Recensione di Girolamo De Simone
Ieri sera “La macchina del tempo” ha tenuto a battesimo “Secret Shadows” di Max Fuschetto, con Enzo Oliva (pianoforte) e Cosimo Morleo (voce). Il concerto si è tenuto a Napoli, alla Domus Ars, all’interno della trentottesima stagione concertistica dell’Associazione Domenico Scarlatti, con la direzione artistica di Enzo Amato.

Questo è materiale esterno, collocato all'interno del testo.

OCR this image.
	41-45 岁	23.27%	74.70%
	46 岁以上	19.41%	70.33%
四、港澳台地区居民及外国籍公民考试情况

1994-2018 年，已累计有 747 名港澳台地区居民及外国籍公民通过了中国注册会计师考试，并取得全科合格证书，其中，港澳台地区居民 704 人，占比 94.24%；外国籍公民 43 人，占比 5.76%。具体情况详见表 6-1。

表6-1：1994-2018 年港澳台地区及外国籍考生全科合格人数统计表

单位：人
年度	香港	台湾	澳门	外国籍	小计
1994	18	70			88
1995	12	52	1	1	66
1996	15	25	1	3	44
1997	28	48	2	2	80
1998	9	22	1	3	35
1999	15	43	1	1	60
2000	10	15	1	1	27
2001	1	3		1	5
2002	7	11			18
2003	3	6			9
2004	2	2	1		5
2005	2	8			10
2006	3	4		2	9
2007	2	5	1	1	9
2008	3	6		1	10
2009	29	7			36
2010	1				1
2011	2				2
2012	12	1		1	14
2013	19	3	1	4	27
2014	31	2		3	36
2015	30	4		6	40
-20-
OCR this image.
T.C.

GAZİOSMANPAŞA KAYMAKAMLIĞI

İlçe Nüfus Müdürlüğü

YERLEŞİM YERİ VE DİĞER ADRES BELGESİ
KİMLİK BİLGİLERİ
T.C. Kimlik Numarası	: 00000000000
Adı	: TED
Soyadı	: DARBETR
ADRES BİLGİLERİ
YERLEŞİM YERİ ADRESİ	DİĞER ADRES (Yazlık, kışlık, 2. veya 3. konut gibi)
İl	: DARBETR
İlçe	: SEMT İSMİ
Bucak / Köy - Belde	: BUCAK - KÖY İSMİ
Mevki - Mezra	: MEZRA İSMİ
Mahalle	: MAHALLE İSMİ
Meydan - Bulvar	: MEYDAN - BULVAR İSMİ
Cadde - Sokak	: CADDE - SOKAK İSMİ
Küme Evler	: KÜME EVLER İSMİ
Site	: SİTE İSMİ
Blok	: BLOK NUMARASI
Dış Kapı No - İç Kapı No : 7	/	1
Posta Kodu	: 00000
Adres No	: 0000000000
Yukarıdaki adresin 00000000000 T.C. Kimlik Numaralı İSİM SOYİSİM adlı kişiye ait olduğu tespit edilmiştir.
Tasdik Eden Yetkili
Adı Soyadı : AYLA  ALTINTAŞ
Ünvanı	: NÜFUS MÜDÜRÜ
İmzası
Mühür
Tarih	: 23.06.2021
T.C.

Facendo seguito a un percorso di ricerca che Fuschetto porta avanti da alcuni anni, “Secret Shadows” compie un passo avanti: “lo scorso settembre, proprio qui alla Domus Ars abbiamo realizzato un primo esperimento: creare dei ponti sonori e poetici tra il mondo contemporaneo, costituito da un insieme di miei lavori per piano e chitarra elettrica, e un canto senza tempo, fluttuante tra il presente e un passato indefinito grazie anche alle originalissime qualità vocali di Cosimo e alla duttilità di Enzo che si muove con gran disinvoltura tra gli stili più diversi… Con ‘Secret Shadows’ abbiamo fatto un passo avanti. Innanzitutto Enzo Oliva eseguirà un insieme di nuovi brani che ho scritto tra febbraio e luglio di questo anno, anche come banco di prova per un prossimo lavoro discografico, e, come una costellazione che ne attraversa un’altra, le canzoni di Cosimo Morleo, Howel e Brel sposteranno il campo estetico verso il suono che si fa testo”.
Con questi presupposti, lo spettacolo inizia col pianoforte solo, e si rende subito fluido seguendo una struttura palindroma di 3 + 3 / reading / 1 / reading / 3 + 3. Talora il lirismo viene offerto dall’oboe di Max Fuschetto, come in Amaranta, talaltra si intreccia con virtuosistica tenzone, tra ritmi serrati affidati alla mano sinistra di Enzo Oliva e una maggior tematicità alla mano destra. Le cellule sono trattate in un modo che sembra far sua la lezione post-donatoniana, riuscendo tuttavia a conciliarsi con una meravigliosa spontanea assimilazione di stilemi tratti dal blues e dalla musica popular. Sento vicine, in alcuni brani, le sospensioni di piccole frasi in pianissimo, lasciate come incompiute, e che subito riallacciano e chiudono cerchi logici di coinvolgente astrazione. Il portato complessivo degli stilemi – che potrei dire individuano l’originalità del gesto compositivo di Fuschetto – è di straordinario interesse e, cosa che a me pare molto importante, innovativi ed efficaci nella loro scrittura pianistica. Enzo Oliva tesse queste ritmiche e riesce a far procedere gli inanellamenti che ne scaturiscono con sicurezza e abile gestualità. Nei due momenti centrali, una narrazione sonora è sfondo alla voce di Cosimo Morleo, il quale rende con bella profondità timbrica e ampia tessitura lirici testi. Tale ‘sfondo’ è una texture di pad sonori che per bellezza potrebbe anche farsi assolo. La conclusione della performance, l’ultima ‘triade’ della struttura palindroma, è affidata al contrappunto dialogante con la musica di Cosimo Morleo, molto bella, e la versione di Franco Battiato de La Chanson des Vieux Amants di Jacques Brel.
Mi piace completare questa breve cronaca riportando anche qui quanto Fuschetto annota sul programma di sala: “Metafore che si trasformano: prendo a prestito questa espressione da un sottotitolo di un romanzo di Haruki Murakami per raccontare la storia, breve, di questi primi dieci brani per pianoforte… Rebecca, Amaranta… sono motivi, temi, melodie che vengono da lontano. Appuntate su un foglio, in una cassetta, a mente tra il 1991 e il 1993 le ho portate con me qua e là nei vari spostamenti come fossero la sintesi di quel mondo, una sintesi affidata al suono più che alla parola. Quando a febbraio di quest’anno ho deciso di riprenderne alcuni, li ho considerati metafore, simboli, ologrammi che letti con gli occhi e ascoltati con le orecchie di oggi hanno preso a trasformarsi. Metafore. Che si trasformano, appunto”.